The Hangover

Movies Reviews Zach Galifianakis
The Hangover

Release Date: June 5

Director: Todd Phillips

Writers: Jon Lucas & Scott Moore

Cinematographer: Lawrence Sher

Starring: Bradley Cooper, Ed Helms, Zach Galifianakis, Justin Bartha

Studio/Run Time: Warner Bros. Pictures, 100 mins

Three Men and a Groom in Vegas

Anticipating the headache described in its title, I wasn’t looking forward to The Hangover, a raucous guys-in-Vegas, party-outta-control movie with a plot lifted from that influential modern American work of art, Dude, Where’s My Car? Here come the shrill, controlling, humorless girlfriends, the obnoxious boozing of boys who will be boys, and—yikes—a bundle of joy that could turn the whole stupid thing into 4 Men and a Baby. Dude, where’s my self respect? And if we can’t find that, how about a barf bag?

While I’m not ready to call the film a triumph, its approach to humor is smart enough to benefit greatly from low expectations. Which is to say, it’s an enjoyable piece of trash. Doug, a groom-to-be, and his three groomsmen pile into a car and head to Vegas for a night on the town before the big day, and the film’s slightly unexpected sense of detail emerges once they hit the road. The guys tool along the highway very slowly so they don’t ding the classic Mercedes that was loaned to them by the father of the bride. A child in the next car over flips them off, and they recoil in shock. Party animals, these aren’t—or at least they aren’t any more.

But the real trick of the film appears when the guys begin their evening with a toast on the roof of their hotel. Director Todd Phillips (Old School, Road Trip) cuts immediately to the aftermath the next day, without even a glimpse of what transpired that night, plunging us—and the characters—into the surreal morning after, where a surprise is planted in every corner of the suite. A lost tooth. A live chicken. A wrist band from a hospital visit. What the hell happened?

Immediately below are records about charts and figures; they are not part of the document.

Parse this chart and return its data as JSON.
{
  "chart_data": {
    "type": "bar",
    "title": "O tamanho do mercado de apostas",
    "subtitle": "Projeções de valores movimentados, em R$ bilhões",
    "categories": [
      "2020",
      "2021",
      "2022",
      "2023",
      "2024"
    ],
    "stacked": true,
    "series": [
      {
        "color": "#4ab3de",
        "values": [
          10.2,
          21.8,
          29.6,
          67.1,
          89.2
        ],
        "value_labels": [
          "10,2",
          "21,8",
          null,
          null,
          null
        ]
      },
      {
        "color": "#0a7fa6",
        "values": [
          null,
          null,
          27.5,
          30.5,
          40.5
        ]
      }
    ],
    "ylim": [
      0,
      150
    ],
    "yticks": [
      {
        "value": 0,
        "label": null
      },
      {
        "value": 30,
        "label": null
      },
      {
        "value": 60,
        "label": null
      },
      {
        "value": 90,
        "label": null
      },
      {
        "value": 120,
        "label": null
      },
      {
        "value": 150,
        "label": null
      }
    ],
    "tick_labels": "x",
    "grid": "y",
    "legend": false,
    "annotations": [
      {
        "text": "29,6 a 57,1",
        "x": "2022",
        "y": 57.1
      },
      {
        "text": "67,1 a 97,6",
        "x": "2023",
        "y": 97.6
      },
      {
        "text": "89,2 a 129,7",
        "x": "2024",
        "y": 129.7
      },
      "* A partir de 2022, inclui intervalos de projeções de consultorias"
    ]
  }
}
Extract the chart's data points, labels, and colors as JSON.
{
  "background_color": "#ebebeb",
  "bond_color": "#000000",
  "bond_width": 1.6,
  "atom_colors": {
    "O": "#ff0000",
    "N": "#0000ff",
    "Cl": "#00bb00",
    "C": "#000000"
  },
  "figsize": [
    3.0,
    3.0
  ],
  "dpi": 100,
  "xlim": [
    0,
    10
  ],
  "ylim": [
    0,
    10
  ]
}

From there the guys retrace their steps to reconstruct the night’s events in order to understand and, where necessary, undo the current situation, like the guy with no short-term memory in Memento. The wedding looms over the horizon. Time is of the essence. But that cut from the roof straight to the hangover shows Phillips’ strategy of economy. Humor depends on logic, so tracing the steps is important, but not if the procedural bogs down the jokes. The Hangover finds a nice balance between answering questions and zipping through set pieces.

The humor, of course, is dumb and offensive, but in an entirely expected way—which is to say not offensive at all, unless you figured there’d be no jokes about women or gay men or tighty whities or ugly people. The movie betrays its good-natured roots in the final third when a live tiger overstays its welcome and elicits horrified looks that would have fit into a Disney film from the ’50s. I flashed back to Fred MacMurray demonstrating flubber, and Tommy Kirk turning into a shaggy dog, and Dean Jones stiffening at the sight of a brewing disaster. (Or, further back, Cary Grant in Bringing Up Baby where the “baby” is indeed a leopard.) This is old-fashioned comedy that relies on well-timed reaction shots as much as it does fantastical situations, and Zach Galifianakis is particularly enjoyable as the sweet but strange loser who will become Doug’s brother-in-law if the mess is cleaned up in time. Sharing a family with this guy would be a mixed reward, but the film’s obvious affection for the lug, like its excitement over a loose tiger and its chuckles at the thought of Mike Tyson singing a Phil Collins song, are easy to like. Thankfully, the baby in the film is nothing but a joke, and The Hangover, which never turns serious, is pointless, goofy fun.